When you think of Christmas morning, what do you feel? I always imagine the smell of pine, the rustle of wrapping paper, the excitement of opening my door and feeling my stocking against the door handle..and now I can add the smell of Nutella cinnamon buns to the list.
Christmas morning should be about spending time with family, sipping coffee in your warmest onesie, and not having to worry about entertaining and laying out the perfect brunch. These cinnamon buns are easy to pull together the night before and they refrigerate well. The smell of yeast rising while you finish the last of your wrapping will make you almost wish you could bake the batch that very same night!
Soft, warm, gooey cinnamon rolls fresh on Christmas morning is the next thing to be added to my wish lists this coming season. What’s your go-to Christmas morning breakfast? Let us know in the comments – Happy Holidays! 🙂
4-5 cups all purpose flour
2 packages dry yeast
1 teaspoon salt
3/4 cup milk
1/2 cup water
about 1/3 cup of melted butter
1/2 cup brown sugar
2-3 tablespoons cinnamon
1/3 cup Nutella (or more to your liking)
Mix together 1 1/3 cups flour, yeast, and salt. set aside.
In a small saucepan, heat the milk, water, butter, and sugar over med-low heat until it reaches 120-130F, stirring constantly (i stuck my regular meat thermometer into the pot and it worked fine. If you don’t have one, it reaches this temperature right before the mixture starts to simmer).
Pour into the dry mixture and beat until smooth using the hook attachment on your stand mixer or hand mixer.
Add egg and 1/2 cup flour and beat for another 2 minutes. Gradually add enough flour to make a soft dough (probably cup or two).
Knead dough about a dozen times, or until it becomes a smooth ball. Place into large bowl, cover with a dish towel and let rise for about 30 minutes or until doubled in size (the perfect time to wrap the remainder of your presents!).
Make the filling:
Mix melted butter, sugar and spices together and set aside. Melt Nutella in 10 second increments, stirring well after each time. Set aside
Dump the dough onto a floured work surface and roll out to a half inch thick rectangle. Brush dough with sugar, butter and spices mixture until dough is covered, leaving a small boarder. Then brush a thick layer of Nutella over the dough until all the Nutella is used up (don’t forget to steal a couple bites of melted Nutella in the process).
Roll the dough up tightly into a log. At this point you can wrap tightly in plastic wrap and refrigerate overnight. The next morning, preheat oven to 375 degrees and using a serrated knife, cut rolls into 2 inch thick pieces.
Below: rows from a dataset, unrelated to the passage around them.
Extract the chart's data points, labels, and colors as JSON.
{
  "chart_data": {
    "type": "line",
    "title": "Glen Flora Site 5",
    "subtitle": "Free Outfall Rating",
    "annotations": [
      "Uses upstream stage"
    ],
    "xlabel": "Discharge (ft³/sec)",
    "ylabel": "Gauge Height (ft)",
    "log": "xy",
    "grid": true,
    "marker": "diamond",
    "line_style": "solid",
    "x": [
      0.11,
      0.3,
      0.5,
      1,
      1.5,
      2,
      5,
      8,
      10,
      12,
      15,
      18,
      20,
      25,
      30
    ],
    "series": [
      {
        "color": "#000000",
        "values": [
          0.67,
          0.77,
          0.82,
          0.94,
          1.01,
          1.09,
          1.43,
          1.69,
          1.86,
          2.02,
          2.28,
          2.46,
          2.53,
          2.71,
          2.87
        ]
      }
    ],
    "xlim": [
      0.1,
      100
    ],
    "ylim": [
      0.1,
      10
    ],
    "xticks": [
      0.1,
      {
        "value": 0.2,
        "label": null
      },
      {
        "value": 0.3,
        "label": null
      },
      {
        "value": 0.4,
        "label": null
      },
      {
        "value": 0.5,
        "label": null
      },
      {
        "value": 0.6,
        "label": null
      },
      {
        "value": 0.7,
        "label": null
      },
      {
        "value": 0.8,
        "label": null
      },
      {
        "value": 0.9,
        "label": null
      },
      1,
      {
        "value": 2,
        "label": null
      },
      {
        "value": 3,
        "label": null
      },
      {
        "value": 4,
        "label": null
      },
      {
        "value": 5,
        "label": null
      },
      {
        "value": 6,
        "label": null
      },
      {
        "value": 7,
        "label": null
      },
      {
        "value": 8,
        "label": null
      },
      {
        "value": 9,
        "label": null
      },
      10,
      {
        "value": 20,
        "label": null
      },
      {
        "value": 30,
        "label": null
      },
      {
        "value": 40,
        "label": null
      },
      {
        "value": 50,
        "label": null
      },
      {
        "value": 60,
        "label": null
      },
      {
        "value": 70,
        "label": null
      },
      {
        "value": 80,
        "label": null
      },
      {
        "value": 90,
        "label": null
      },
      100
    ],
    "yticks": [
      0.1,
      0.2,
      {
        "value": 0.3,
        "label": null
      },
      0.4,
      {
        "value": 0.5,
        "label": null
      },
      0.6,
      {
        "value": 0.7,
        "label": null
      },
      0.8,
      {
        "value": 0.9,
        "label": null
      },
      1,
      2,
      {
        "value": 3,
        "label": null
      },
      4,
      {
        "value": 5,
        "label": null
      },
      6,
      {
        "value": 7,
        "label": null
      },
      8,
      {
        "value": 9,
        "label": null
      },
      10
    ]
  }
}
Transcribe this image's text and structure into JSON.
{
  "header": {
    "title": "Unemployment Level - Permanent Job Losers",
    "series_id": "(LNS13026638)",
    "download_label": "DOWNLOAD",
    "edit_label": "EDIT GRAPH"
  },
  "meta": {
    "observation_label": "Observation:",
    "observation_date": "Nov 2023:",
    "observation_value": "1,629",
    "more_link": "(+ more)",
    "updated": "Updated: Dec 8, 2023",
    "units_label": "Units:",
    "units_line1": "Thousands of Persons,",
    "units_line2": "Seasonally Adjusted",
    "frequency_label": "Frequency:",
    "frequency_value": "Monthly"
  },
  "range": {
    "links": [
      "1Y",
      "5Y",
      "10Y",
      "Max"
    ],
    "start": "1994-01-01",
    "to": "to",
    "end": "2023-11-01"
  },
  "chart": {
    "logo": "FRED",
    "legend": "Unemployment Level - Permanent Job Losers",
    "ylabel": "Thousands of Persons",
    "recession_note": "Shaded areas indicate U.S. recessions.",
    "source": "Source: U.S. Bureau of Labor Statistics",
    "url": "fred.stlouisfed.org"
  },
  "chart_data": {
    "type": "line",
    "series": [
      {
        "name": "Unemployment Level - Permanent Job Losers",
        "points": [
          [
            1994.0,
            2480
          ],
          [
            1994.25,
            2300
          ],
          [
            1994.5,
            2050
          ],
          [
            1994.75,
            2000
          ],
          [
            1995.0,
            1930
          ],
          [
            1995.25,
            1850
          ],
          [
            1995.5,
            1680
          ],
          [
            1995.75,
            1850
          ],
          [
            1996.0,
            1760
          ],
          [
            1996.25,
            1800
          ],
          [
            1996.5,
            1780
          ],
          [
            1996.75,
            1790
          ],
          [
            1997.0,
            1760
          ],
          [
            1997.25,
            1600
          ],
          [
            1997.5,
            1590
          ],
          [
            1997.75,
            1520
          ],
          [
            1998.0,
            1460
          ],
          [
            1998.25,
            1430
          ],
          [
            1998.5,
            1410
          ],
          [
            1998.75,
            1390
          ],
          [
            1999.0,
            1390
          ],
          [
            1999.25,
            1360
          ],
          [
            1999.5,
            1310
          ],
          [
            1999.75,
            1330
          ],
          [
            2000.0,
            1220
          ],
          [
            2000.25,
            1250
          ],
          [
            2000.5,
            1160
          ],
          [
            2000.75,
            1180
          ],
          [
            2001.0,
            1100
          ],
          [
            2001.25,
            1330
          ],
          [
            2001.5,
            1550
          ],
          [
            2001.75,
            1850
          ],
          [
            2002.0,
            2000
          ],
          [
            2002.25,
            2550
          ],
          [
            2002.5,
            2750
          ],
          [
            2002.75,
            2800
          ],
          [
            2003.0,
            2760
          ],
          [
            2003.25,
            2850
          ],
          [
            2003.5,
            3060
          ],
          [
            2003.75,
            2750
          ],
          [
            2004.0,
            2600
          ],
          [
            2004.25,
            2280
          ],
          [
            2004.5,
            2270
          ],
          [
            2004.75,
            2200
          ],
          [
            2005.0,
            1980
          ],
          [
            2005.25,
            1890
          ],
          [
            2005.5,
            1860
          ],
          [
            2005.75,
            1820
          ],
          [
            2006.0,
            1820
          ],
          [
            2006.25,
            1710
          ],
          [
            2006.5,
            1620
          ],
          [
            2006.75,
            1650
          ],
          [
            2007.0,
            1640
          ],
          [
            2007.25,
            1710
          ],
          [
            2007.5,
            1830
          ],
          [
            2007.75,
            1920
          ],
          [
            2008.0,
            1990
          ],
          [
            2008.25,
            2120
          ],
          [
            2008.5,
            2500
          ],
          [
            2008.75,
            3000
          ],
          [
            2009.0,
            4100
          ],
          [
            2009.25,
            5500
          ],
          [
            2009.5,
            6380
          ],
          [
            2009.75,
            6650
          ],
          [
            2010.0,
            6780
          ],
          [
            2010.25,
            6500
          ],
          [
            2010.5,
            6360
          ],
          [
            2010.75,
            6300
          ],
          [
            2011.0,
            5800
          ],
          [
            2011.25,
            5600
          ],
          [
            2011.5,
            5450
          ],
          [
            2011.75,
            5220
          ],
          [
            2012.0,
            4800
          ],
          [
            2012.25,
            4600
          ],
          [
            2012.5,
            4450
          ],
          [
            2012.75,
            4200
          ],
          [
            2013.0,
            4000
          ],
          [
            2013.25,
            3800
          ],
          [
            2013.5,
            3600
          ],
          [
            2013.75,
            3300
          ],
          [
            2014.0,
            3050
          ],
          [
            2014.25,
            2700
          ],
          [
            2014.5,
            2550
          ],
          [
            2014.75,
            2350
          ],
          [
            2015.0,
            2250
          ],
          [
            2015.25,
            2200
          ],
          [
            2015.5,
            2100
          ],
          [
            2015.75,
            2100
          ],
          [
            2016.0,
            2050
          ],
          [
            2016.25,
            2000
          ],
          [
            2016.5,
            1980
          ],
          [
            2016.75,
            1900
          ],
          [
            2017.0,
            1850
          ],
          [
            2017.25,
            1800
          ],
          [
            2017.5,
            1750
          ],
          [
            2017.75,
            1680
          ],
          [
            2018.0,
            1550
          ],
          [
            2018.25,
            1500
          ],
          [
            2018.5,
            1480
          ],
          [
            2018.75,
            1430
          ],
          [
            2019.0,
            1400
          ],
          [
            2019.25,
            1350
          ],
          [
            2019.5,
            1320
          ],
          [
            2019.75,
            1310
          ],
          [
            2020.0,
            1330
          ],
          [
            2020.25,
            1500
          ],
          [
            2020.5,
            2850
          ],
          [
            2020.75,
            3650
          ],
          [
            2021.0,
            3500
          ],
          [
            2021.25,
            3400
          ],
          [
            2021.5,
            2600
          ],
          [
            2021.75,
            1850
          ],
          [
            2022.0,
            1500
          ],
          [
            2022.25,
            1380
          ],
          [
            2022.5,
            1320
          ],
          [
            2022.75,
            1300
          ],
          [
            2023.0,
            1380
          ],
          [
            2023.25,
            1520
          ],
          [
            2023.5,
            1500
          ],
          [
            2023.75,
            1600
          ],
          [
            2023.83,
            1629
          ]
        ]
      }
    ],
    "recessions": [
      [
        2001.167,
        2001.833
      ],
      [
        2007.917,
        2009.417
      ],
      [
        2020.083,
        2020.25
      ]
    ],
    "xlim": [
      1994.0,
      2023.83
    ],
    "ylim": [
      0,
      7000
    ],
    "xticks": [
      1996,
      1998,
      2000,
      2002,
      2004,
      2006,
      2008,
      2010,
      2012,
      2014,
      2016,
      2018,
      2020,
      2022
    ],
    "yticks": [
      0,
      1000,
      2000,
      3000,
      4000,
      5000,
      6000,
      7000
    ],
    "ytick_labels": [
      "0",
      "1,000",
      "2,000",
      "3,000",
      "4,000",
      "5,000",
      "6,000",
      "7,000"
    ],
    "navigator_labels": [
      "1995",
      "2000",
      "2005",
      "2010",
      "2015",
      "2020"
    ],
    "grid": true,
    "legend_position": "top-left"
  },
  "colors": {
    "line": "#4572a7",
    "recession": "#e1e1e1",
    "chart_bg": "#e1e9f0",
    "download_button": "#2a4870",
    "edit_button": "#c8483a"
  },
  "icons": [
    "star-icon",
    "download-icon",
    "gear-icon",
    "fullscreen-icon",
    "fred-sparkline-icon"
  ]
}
If you let your dough get to soft like mine, and they end up looking a little misshapen, don’t worry one bit – they will puff up beautifully in the oven and you won’t even notice.
Bake in pre-heated oven for about 25 minutes, or until tops just start to turn golden brown. Remove from oven and let cool slightly. Top with a little icing sugar and buttermilk mixture and serve warm.